Mazda has also reviewed its environmental commitments and stepped them up. Its vision of the future has evolved in the past four years, with a commitment to be carbon neutral by 2050 and increasing the number of electric cars sold by 2030.
“In 2007,” Thomson says, “we began developing a scaleable architecture designed for a new range of petrol and diesel engines, which began with the introduction of the CX-5 in 2012.
“In the last six years, we launched nine models from this architecture, most of which are in the UK. But since the launch of the Mazda3 in 2019, we’ve been developing the criteria for a new generation of cars.
“We’re improving the platforms in line with expectations of increasing electrification. Our ambition in 2017 was that battery electric vehicles [BEVs] would be 5% of our volume by 2035, with ICE-base power unit for 95% of cars.

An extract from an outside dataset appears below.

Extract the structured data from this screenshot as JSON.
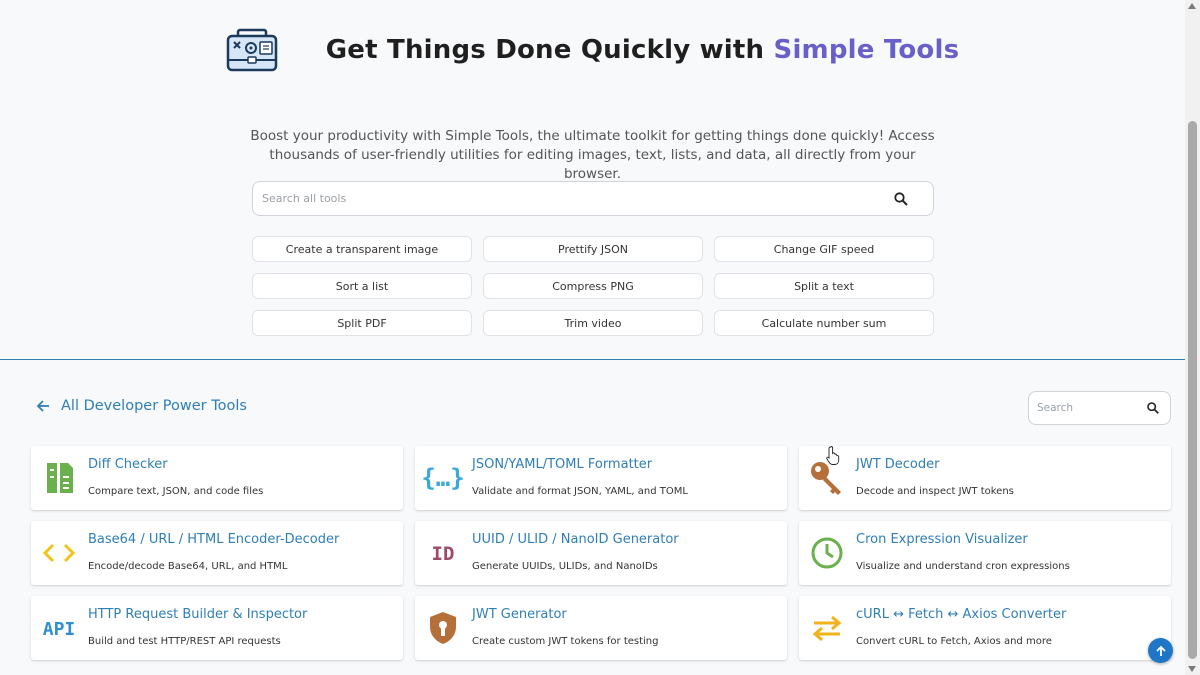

“We’ve now updated our ambition, and [now] target 25% of our line-up [to] be BEV by 2030, while the remainder will have some form of electrification.
“In 2017, we committed to a 90% reduction in CO2 emissions in 2050, but now by that date we aim to be entirely carbon neutral in all aspects of the business.”
Mazda’s first fully electric production car, the MX-30, is compact and a rival for models such as the Vauxhall Mokka-E and Peugeot E-2008. But its maximum range falls short of these rivals because Mazda believes smaller capacity batteries are less of a drain on the Earth’s resources.
However, there will be a broader choice of BEVs from Mazda by the middle of the decade, although it will produce vehicles with a number of electrified options.
“ICE will power most of our cars globally in 2030,” says Thomson. “We remain committed to producing the perfect ICE engine when it comes to emissions and efficiency. We are also developing some six-cylinder engines.”
For Mazda’s small and medium car family, there will be full hybrids, BEVs, as well as hybrids using a rotary engine as a generator, plus PHEVs.
For its larger cars, Thomson says there will be a new vehicle architecture to support mild hybrid and plug-in hybrid, as well as ICE.
“We’re talking about the future in terms of a reboot of Mazda’s commitment to the fleet sector, and I’m sure the ratio of retail to fleet – currently about 72% in favour of retail – will start to rebalance.
“Over the next five years, we will launch three BEVs, five plug-in hybrids and five hybrid models from our new scaleable architecture. We can’t say much about this yet or which will be coming to the UK but watch this space.
“We’re developing a dedicated platform for EVs. These first models will arrive in 2025.
“We are also looking at renewable fuels to decarbonise the legacy fleet as well as forthcoming ICE vehicles. We joined the E-Fuel Alliance in Europe to help develop synthetic fuels.”
I ask him whether there is still room for a conventional saloon such as the Mazda6 in the line-up, knowing that the days of the current car are numbered. “We’ll continue to produce the Mazda6 as long as it’s supported by demand,” he replies. “But I think it’s more important to have a strong range of SUVs.”